This should be a short post, but I hope it’s still useful.
I found the need to ‘remember’ values in MySQL important as I have a website that shows the temperature of my house — every minute an Arduino feeds in new information to a database, and that database continues to grow. A problem arose after a few months: the queries I used to make this temperature-tracking website would take longer and longer. I didn’t want to completely erase the history I’d collected, but I needed a way to archive it from the central table that was used to generate the summary page.

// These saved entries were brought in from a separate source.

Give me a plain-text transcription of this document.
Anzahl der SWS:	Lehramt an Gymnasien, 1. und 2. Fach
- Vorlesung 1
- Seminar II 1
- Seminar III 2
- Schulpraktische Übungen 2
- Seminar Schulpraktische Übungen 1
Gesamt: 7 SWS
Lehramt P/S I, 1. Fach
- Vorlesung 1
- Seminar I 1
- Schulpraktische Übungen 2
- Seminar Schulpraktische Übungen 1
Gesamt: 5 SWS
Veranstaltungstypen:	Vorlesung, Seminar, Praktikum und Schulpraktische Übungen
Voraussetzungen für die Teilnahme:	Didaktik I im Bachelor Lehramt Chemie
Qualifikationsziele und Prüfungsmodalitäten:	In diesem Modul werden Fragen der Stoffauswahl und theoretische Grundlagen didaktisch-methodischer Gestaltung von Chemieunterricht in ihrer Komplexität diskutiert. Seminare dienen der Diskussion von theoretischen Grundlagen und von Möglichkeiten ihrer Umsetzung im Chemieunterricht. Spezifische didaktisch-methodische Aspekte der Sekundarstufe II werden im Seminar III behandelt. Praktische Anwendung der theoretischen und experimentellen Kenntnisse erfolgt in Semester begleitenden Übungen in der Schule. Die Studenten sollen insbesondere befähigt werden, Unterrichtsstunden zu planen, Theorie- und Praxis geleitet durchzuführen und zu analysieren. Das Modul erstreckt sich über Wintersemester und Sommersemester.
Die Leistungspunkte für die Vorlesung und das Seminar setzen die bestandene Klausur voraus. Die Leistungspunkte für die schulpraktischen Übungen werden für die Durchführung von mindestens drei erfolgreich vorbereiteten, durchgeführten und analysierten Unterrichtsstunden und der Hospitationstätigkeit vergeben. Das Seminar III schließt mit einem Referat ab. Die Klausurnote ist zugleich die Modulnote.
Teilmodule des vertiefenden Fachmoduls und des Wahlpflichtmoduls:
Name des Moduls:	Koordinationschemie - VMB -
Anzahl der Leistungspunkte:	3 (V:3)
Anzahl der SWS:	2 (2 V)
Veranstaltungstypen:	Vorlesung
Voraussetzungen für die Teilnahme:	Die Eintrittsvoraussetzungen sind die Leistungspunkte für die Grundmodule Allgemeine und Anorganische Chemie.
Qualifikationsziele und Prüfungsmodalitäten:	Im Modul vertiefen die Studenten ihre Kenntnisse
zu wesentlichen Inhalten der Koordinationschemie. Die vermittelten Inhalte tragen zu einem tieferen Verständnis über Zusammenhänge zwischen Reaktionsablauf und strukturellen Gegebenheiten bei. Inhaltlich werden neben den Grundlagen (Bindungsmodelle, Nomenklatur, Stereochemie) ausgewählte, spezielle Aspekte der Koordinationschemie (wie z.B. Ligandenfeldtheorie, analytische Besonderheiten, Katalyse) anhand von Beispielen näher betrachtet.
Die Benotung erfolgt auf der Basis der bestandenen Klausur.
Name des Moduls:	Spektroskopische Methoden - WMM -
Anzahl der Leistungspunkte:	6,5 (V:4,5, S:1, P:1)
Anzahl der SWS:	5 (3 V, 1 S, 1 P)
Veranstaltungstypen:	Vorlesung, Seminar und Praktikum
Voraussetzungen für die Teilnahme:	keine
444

In my haste for the first few weeks, I ran something like this
INSERT INTO temperatures_history SELECT * FROM temperatures WHERE DATE_SUB(NOW(), INTERVAL 7 DAY) < timestamp; DELETE FROM temperatures WHERE DATE_SUB(NOW(), INTERVAL 7 DAY) < timestamp;
Did you spot the problem? If in between running the first statement and the second, a record ‘ages out’, it might be
DELETEd without having been
INSERTed into the
temperatures_history table first.
-- Get maximum non-allowable ID SET @c := (SELECT max(id) from temperatures WHERE DATE_SUB(NOW(), INTERVAL 7 DAY) < timestamp); -- Move these old records over to the history table INSERT INTO temperatures_history SELECT * from temperatures WHERE ID <= @c; -- Delete these old records from the frequently-queried table DELETE FROM temperatures WHERE ID <= @c;
This solution simply figures out the ID for ‘aging out’, and then queries upon that ID, establishing consistency across the two queries.